BAKARA SÛRESİ

﴿ وَاِنْ كَانَ ذُو عُسْرَةٍ فَنَظِرَةٌ اِلٰى مَيْسَرَةٍۜ وَاَنْ تَصَدَّقُوا خَيْرٌ لَكُمْ اِنْ كُنْتُمْ تَعْلَمُونَ ﴿٢٨٠﴾

280. Size borçlu olanlar eğer yoksul iseler, onlara kolaylıkla ödeme durumuna gelinceye kadar mühlet verin. Eğer bilirseniz, (verdiğiniz borcu onlara tasadduk ederek) bağışlamanız sizin için daha hayırlıdır.

İzah: Borçluya mühlet veren hakkında Resûlullah Sallallâhu aleyhi ve sellem şöyle buyurmuştur:

مَنْ سَرَّهُ أَنْ يُظِلَّهُ اللّٰهُ يَوْمَ لَا ظِلَّ إِلَّا ظِلُّهُ فَلْيُيَسِّرْ عَلَى مُعْسِرٍ أَوْ لِيَضَعْ عَنْهُ (طب عن اسعد بن زرارة)

″Her kim, hiçbir gölgenin olmadığı bir gün­de Allah’u Teâlâ’nın kendisini gölgelendirmesini isterse, darda olan borçlusuna kolaylık göstersin veya alacağından vazgeçsin.″[1]

Büreyde Radiyallâhu anhu’dan da şu Hadis-i Şerif nakledilmiştir:

Resûlullah Sallallâhu aleyhi ve sellem‘in: ″Kim darda olana mühlet verirse, ona her bir gün karşılığında onun bir misli sadaka sevabı vardır. Sonra kim darda ola­na mühlet verirse, onun için her bir gün karşılığında onun iki misli sadaka sevabı vardır″ buyurduklarını işittim ve dedim ki: ″Yâ Resûlallah! Senin: Kim darda olana mühlet verirse ona her bir gün karşılığında onun bir misli sadaka sevabı vardır, diye buyurduğunu; sonra da, iki mis­li sevabı vardır, buyurduğunu işittim.″ Resûlullah Sallallâhu aleyhi ve sellem şöy­le buyurdu:

لَهُ بِكُلِّ يَوْمٍ صَدَقَةٌ قَبْلَ أَنْ يَحِلَّ الدَّيْنُ فَإِذَا حَلَّ الدَّيْنُ فَأَنْظَرَهُ فَلَهُ بِكُلِّ يَوْمٍ مِثْلَيْهِ صَدَقَةٌ (حم عن سليمان بن بريدو عن ابيه)

″Onun için, borcun vâdesi gelmeden önce her bir gün için onun bir misli sadaka sevabı vardır.
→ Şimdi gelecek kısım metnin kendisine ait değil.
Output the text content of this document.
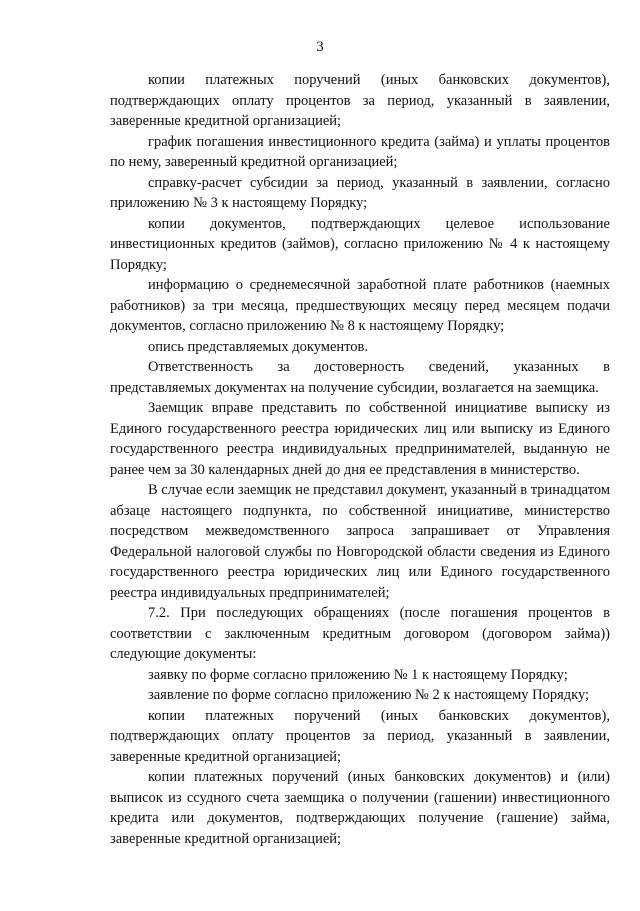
3

копии платежных поручений (иных банковских документов), подтверждающих оплату процентов за период, указанный в заявлении, заверенные кредитной организацией;

график погашения инвестиционного кредита (займа) и уплаты процентов по нему, заверенный кредитной организацией;

справку-расчет субсидии за период, указанный в заявлении, согласно приложению № 3 к настоящему Порядку;

копии документов, подтверждающих целевое использование инвестиционных кредитов (займов), согласно приложению № 4 к настоящему Порядку;

информацию о среднемесячной заработной плате работников (наемных работников) за три месяца, предшествующих месяцу перед месяцем подачи документов, согласно приложению № 8 к настоящему Порядку;

опись представляемых документов.

Ответственность за достоверность сведений, указанных в представляемых документах на получение субсидии, возлагается на заемщика.

Заемщик вправе представить по собственной инициативе выписку из Единого государственного реестра юридических лиц или выписку из Единого государственного реестра индивидуальных предпринимателей, выданную не ранее чем за 30 календарных дней до дня ее представления в министерство.

В случае если заемщик не представил документ, указанный в тринадцатом абзаце настоящего подпункта, по собственной инициативе, министерство посредством межведомственного запроса запрашивает от Управления Федеральной налоговой службы по Новгородской области сведения из Единого государственного реестра юридических лиц или Единого государственного реестра индивидуальных предпринимателей;

7.2. При последующих обращениях (после погашения процентов в соответствии с заключенным кредитным договором (договором займа)) следующие документы:

заявку по форме согласно приложению № 1 к настоящему Порядку;

заявление по форме согласно приложению № 2 к настоящему Порядку;

копии платежных поручений (иных банковских документов), подтверждающих оплату процентов за период, указанный в заявлении, заверенные кредитной организацией;

копии платежных поручений (иных банковских документов) и (или) выписок из ссудного счета заемщика о получении (гашении) инвестиционного кредита или документов, подтверждающих получение (гашение) займа, заверенные кредитной организацией;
Borcun vâdesi gelip de mühlet verdi­ğinde geçen her bir gün karşılığında da onun iki misli sadaka sevabı var­dır.″[2]

Yine bu hususta Peygamberimiz Sallallâhu aleyhi ve sellem şöyle buyurmuştur:

مَنْ نَفَّسَ عَنْ غَرِيمِهِ أَوْ مَحَا عَنْهُ كَانَ فِي ظِلِّ الْعَرْشِ يَوْمَ الْقِيَامَةِ (حم عن أبى قتادة)

″Her kim, bir borçlusuna nefes aldırır veya onun borcunu silerse, o kişi mahşer gününde Arş’ın gölgesinde olacaktır.″[3]


[1] Taberânî, Mu’cem’ul-Kebir, Hadis No: 894.

[2] Ahmed b. Hanbel, Müsned, Hadis No: 21968.

[3] Ahmed b. Hanbel, Müsned, Hadis No: 21516.